Zurück in die Gegenwart

Moderne Unternehmen basieren auf der kollektiven Vorstellung ihrer Mitarbeiter. Gemeint sind hier die Dinge, die unsichtbar und unanfassbar auf einer anderen Ebene angesiedelt sind. Und diese machen neben Mitarbeitern, Maschinen, Computern, Werkzeugen, Werkshallen, und so allem möglichen, das im Anlagevermögen steckt, das Unternehmen überhaupt zu einem Unternehmen: Seine übergeordnete Idee. Der Daseinszweck in der Welt. Die Kultur. Die Herkunft. Die Menschen. Ihr Antrieb, ihre Überzeugung und Haltung, die Richtung, in die sie gemeinsam gehen, die Vision, der alle folgen. Es ist das, an das alle im Unternehmen glauben. Der Grund, warum alle da sind. Der Stoff, der jede menschliche Unternehmung zusammenhält.

Wie heißt dieses unsichtbare Etwas?

Es ist schwierig, diesem mächtigen, unsichtbaren Etwas den richtigen Namen zu geben. Es ist so groß und durchdringt so viele Facetten des Unternehmens, ist aber trotzdem in keiner der klassischen Disziplinen beheimatet, weder in der betriebswirtschaftlichen, noch in der juristischen, noch in der vertrieblichen Betrachtungsweise. Wie also heißt dieses unsichtbare Etwas? Ich schlage vor, wir nennen es für den weiteren Verlauf dieser Zeilen die »Story«; den aktiven Vorgang des Geschichtenerzählens »Storytelling«. Die Story ist der virtuelle Spiegel des realen, physischen Unternehmens in der kollektiven Vorstellungskraft von Mitarbeitern, Kunden, Partnern und Öffentlichkeit.

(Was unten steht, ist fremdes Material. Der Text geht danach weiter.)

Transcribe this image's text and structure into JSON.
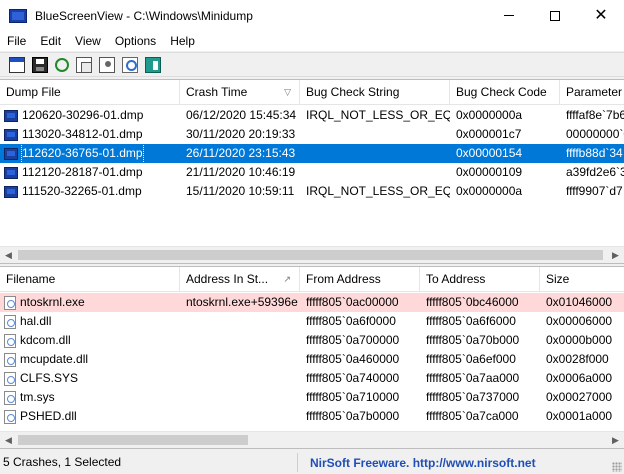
{
  "window": {
    "title": "BlueScreenView  -  C:\\Windows\\Minidump"
  },
  "menu": [
    "File",
    "Edit",
    "View",
    "Options",
    "Help"
  ],
  "toolbar": [
    "window-icon",
    "save-icon",
    "refresh-icon",
    "copy-icon",
    "properties-icon",
    "find-icon",
    "exit-icon"
  ],
  "crash_list": {
    "columns": [
      "Dump File",
      "Crash Time",
      "Bug Check String",
      "Bug Check Code",
      "Parameter"
    ],
    "sort_column": "Crash Time",
    "rows": [
      [
        "120620-30296-01.dmp",
        "06/12/2020 15:45:34",
        "IRQL_NOT_LESS_OR_EQ...",
        "0x0000000a",
        "ffffaf8e`7b6"
      ],
      [
        "113020-34812-01.dmp",
        "30/11/2020 20:19:33",
        "",
        "0x000001c7",
        "00000000`0"
      ],
      [
        "112620-36765-01.dmp",
        "26/11/2020 23:15:43",
        "",
        "0x00000154",
        "ffffb88d`34"
      ],
      [
        "112120-28187-01.dmp",
        "21/11/2020 10:46:19",
        "",
        "0x00000109",
        "a39fd2e6`3"
      ],
      [
        "111520-32265-01.dmp",
        "15/11/2020 10:59:11",
        "IRQL_NOT_LESS_OR_EQ...",
        "0x0000000a",
        "ffff9907`d7"
      ]
    ],
    "selected_row": 2
  },
  "driver_list": {
    "columns": [
      "Filename",
      "Address In St...",
      "From Address",
      "To Address",
      "Size"
    ],
    "rows": [
      [
        "ntoskrnl.exe",
        "ntoskrnl.exe+59396e",
        "fffff805`0ac00000",
        "fffff805`0bc46000",
        "0x01046000"
      ],
      [
        "hal.dll",
        "",
        "fffff805`0a6f0000",
        "fffff805`0a6f6000",
        "0x00006000"
      ],
      [
        "kdcom.dll",
        "",
        "fffff805`0a700000",
        "fffff805`0a70b000",
        "0x0000b000"
      ],
      [
        "mcupdate.dll",
        "",
        "fffff805`0a460000",
        "fffff805`0a6ef000",
        "0x0028f000"
      ],
      [
        "CLFS.SYS",
        "",
        "fffff805`0a740000",
        "fffff805`0a7aa000",
        "0x0006a000"
      ],
      [
        "tm.sys",
        "",
        "fffff805`0a710000",
        "fffff805`0a737000",
        "0x00027000"
      ],
      [
        "PSHED.dll",
        "",
        "fffff805`0a7b0000",
        "fffff805`0a7ca000",
        "0x0001a000"
      ]
    ],
    "highlighted_row": 0
  },
  "status": {
    "summary": "5 Crashes, 1 Selected",
    "link": "NirSoft Freeware.  http://www.nirsoft.net"
  }
}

Implizites Wissen in den Köpfen

Oft sind diese unsichtbaren, übergeordneten Themen der Story als implizites Wissen in den Köpfen oder im Bauchgefühl der Gründer und Mitarbeiter enthalten. Sie stehen eher zwischen den Zeilen; als Mitarbeiter muss man einige Jahre im Unternehmen verbracht haben, um dieses implizite Wissen durchdrungen und sich intuitiv angeeignet zu haben. Andersherum erhalten neue Mitarbeiter beim Onboarding Handbücher über die Serverstruktur, Datenschutz-Direktiven und andere Prozeduren; was das geschriebene Wort betrifft, wo die/der Neue etwas über die Kultur und den Purpose des Unternehmens erfährt, da gibt es oft nichts nachzulesen. Dieses Sinn-Vakuum kann zum Problem werden, da sich an dieses unsichtbare Wissen auch unsichtbare Gesetze und Vorhaltenscodici sowie Erwartungshaltungen knüpfen, die »die/der Neue« also unmöglich wissen kann.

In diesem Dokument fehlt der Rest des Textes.